JERRY THERNSTROM - Possesses the old-world affectations and speech of an older WASP-y type, as well as the glow of narcissism and self-containment that is specific to New York psychoanalysts. Habituated to luxury and privilege—to the extent that he just blends in with it. Outwardly polite, slightly eccentric, nerdishly academic and also a little abstracted, out of touch. Has a true goofy, silly side to him and also a quietly pained detachment that—by the end of the play—opens into chaos and self-loathing. Late thirties to early forties; right before the cusp of middle age.
CAROL THERNSTROM - Jerry’s wife. A wedding planner who is intensely cynical about marriage. She is quick-witted, fashionable, controlling, meticulous (i.e., compulsive), self-conscious, literate, and wears all this like a kind of breastplate, or armor. But deep down she knows something in her is dying, or has died; her conscience is bothering her. The discomfiture comes out as hostility. There’s something childlike and untouched in her that no one sees. A woman in her forties who takes care of herself, or a woman in her mid-thirties who is aging prematurely—either way, the lines are showing.
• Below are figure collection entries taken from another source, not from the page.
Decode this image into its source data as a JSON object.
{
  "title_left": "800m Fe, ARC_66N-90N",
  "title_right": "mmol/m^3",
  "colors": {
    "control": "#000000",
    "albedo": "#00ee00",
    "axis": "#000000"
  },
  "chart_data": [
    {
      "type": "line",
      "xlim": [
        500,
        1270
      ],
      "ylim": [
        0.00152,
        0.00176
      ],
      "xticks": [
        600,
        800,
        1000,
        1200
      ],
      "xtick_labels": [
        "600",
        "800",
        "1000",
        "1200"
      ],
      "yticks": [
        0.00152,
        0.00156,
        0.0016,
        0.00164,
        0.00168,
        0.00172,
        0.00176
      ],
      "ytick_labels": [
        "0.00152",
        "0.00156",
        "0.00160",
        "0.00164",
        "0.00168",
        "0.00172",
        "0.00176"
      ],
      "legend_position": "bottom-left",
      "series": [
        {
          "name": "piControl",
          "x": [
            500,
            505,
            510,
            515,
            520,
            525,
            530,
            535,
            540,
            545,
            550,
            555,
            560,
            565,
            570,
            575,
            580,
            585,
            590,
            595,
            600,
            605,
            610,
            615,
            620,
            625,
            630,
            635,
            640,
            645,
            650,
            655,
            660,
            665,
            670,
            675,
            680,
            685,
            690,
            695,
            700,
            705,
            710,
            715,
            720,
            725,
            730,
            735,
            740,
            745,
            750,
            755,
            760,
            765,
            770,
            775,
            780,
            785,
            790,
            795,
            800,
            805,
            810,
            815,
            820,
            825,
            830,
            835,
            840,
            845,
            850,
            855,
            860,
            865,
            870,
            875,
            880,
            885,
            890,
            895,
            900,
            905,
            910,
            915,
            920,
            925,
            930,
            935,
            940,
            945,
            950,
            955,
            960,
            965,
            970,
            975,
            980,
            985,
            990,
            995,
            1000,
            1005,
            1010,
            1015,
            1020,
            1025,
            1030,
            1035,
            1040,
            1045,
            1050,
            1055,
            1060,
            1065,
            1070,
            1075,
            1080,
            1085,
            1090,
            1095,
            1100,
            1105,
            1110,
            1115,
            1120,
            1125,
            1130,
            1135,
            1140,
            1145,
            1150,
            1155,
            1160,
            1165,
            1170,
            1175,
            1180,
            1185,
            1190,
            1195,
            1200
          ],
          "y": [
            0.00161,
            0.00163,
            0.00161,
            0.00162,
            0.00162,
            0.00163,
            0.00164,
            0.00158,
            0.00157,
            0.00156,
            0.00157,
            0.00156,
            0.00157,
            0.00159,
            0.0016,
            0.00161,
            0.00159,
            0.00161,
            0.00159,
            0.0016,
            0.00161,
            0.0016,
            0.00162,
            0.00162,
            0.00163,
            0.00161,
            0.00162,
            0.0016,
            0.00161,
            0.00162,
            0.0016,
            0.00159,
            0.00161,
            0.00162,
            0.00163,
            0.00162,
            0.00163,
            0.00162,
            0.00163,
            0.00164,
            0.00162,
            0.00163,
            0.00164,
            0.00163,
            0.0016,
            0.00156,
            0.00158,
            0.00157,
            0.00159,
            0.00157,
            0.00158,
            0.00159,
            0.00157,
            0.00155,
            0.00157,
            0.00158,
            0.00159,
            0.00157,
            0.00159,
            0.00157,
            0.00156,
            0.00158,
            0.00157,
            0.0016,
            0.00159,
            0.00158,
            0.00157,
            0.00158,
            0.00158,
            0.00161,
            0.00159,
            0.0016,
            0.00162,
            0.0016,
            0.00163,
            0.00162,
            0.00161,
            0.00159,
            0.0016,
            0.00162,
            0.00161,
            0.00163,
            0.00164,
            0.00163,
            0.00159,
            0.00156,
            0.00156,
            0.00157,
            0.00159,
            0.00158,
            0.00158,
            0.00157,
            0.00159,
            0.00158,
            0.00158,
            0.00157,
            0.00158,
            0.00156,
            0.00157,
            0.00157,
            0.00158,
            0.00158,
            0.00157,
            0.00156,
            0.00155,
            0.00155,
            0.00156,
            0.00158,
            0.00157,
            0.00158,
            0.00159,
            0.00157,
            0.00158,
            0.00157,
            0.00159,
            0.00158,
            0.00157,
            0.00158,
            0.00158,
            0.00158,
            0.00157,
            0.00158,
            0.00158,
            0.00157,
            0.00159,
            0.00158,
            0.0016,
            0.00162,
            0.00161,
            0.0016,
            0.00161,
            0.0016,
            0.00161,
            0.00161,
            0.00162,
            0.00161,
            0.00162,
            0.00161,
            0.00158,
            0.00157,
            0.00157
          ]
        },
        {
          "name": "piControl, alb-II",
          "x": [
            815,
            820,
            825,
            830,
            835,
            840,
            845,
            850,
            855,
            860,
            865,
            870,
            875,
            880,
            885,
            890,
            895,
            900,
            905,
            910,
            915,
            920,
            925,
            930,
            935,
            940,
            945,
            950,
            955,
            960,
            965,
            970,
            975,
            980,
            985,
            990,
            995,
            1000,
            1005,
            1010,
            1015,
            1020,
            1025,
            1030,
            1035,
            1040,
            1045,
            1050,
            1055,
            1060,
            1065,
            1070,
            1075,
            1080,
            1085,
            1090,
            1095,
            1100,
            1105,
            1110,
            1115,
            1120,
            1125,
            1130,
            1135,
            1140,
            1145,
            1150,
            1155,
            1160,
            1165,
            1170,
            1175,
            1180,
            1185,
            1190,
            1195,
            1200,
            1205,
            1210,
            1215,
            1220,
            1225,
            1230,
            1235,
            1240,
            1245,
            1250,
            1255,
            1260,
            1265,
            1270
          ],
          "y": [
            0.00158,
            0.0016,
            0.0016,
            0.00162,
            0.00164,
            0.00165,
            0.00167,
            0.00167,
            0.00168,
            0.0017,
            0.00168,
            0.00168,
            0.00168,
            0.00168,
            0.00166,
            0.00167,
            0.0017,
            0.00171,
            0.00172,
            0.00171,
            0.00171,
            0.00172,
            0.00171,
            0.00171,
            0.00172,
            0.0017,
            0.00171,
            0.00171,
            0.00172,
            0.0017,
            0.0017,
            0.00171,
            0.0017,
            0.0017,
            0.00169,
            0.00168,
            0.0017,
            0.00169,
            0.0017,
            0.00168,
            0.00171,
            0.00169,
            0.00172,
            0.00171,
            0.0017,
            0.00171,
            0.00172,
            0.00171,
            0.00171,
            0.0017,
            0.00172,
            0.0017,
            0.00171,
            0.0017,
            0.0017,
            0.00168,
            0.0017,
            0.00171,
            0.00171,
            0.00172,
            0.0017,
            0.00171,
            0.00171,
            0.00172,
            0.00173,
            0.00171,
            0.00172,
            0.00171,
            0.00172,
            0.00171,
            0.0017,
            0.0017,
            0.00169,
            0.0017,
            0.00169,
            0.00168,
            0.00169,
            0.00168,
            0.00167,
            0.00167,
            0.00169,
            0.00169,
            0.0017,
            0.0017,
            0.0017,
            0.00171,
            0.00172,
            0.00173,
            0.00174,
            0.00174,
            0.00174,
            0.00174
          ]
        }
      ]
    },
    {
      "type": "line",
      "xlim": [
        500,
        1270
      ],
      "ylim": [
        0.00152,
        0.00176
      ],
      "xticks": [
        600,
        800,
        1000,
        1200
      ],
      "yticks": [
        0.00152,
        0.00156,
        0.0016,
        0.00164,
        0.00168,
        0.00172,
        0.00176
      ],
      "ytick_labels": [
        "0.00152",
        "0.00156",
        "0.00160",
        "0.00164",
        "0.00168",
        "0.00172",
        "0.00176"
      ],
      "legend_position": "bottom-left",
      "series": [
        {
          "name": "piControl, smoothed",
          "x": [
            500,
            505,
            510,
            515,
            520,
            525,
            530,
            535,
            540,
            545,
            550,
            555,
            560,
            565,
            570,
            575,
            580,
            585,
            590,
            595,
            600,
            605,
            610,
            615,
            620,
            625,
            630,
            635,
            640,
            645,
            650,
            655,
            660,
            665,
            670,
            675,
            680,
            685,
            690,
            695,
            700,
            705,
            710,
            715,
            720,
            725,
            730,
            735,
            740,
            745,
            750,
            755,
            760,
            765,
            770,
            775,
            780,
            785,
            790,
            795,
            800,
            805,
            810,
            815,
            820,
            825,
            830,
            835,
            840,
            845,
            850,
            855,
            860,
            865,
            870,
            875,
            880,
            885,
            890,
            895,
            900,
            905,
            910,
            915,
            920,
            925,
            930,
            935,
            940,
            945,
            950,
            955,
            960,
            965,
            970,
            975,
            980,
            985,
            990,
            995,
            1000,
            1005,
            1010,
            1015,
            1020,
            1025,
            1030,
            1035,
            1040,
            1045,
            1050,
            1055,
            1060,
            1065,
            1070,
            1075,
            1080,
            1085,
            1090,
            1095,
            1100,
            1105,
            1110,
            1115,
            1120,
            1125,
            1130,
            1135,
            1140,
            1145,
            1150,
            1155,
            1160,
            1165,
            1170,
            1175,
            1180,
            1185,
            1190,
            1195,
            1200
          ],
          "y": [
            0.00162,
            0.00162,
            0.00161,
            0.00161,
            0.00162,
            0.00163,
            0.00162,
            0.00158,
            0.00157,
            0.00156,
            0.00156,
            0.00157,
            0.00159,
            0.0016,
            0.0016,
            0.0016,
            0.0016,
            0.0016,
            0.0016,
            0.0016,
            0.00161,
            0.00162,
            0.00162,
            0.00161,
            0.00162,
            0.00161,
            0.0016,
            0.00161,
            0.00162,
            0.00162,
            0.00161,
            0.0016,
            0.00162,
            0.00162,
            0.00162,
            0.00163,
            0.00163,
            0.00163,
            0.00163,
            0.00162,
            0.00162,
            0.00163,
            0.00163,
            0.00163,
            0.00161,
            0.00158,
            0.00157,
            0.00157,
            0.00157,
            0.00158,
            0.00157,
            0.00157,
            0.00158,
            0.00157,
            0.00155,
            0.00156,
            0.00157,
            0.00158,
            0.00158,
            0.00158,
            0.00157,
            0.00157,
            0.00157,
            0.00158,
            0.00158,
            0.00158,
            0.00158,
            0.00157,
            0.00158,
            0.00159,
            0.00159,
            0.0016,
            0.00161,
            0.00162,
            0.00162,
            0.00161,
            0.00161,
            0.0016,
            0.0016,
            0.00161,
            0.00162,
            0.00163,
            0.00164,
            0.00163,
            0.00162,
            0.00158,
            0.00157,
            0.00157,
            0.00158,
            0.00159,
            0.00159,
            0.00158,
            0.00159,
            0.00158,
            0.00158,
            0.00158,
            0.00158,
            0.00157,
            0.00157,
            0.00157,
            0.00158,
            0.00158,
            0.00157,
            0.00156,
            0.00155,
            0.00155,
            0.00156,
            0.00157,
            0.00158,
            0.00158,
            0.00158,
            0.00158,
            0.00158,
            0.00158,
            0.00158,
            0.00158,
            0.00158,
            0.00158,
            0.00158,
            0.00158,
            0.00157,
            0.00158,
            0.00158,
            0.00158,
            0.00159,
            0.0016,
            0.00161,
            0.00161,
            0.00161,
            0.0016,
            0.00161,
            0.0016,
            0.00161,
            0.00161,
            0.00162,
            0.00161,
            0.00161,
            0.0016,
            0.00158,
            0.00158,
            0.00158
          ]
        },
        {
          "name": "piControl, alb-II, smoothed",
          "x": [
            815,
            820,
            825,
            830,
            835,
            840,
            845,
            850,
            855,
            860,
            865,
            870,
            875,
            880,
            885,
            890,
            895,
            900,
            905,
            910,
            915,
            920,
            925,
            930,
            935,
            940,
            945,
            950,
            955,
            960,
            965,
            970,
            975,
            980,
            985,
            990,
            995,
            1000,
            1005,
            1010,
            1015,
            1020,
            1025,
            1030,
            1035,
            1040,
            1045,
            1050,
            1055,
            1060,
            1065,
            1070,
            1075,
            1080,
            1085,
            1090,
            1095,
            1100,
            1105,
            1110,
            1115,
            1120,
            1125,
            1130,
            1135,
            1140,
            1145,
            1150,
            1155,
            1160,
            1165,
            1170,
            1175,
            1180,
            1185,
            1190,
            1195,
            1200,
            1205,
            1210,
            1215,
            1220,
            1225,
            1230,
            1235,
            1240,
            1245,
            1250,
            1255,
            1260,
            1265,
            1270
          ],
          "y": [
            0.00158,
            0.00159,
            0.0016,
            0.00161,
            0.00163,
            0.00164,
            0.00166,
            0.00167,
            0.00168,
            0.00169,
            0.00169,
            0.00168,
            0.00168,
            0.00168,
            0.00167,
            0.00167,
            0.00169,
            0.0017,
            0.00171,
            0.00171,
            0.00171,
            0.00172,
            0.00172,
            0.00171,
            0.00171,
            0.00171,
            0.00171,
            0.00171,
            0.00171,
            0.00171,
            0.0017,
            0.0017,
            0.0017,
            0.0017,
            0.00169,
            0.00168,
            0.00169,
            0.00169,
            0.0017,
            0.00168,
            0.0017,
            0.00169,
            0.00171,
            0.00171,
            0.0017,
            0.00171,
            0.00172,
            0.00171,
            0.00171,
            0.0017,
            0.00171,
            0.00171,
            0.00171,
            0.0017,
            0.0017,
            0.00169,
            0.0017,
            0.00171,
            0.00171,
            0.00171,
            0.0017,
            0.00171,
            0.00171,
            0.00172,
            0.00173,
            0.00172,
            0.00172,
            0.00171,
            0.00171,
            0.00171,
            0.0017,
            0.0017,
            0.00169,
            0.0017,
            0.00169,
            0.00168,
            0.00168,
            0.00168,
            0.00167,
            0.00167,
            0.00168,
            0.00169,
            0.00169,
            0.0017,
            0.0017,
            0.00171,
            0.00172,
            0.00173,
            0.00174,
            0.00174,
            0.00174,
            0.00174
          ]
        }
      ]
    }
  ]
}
MARTIN GOLDSTROM - Jerry’s best friend from boarding school. An anesthesiologist. Has a warmth, a naifish sweetness and desire to learn. Intensely emotional, but tries to conceal this with varying degrees of success. Develops a deep, agonizing, insatiable spiritual longing throughout the course of the play, as well as a profound—and finally pathological—need to connect to people, to himself, to something authentic and rooted. Jerry’s age, maybe a year younger.
JUDY GOLDSTROM - The fragile, under-confident and somewhat neurotic wife of Martin. She works to conceal her obsessiveness and neuroses—she’s embarrassed by them; will admit to her “inappropriate” frailties out of both politeness and the need to exhibit “self-awareness.” Her respect for decorum is a default. Younger than Martin.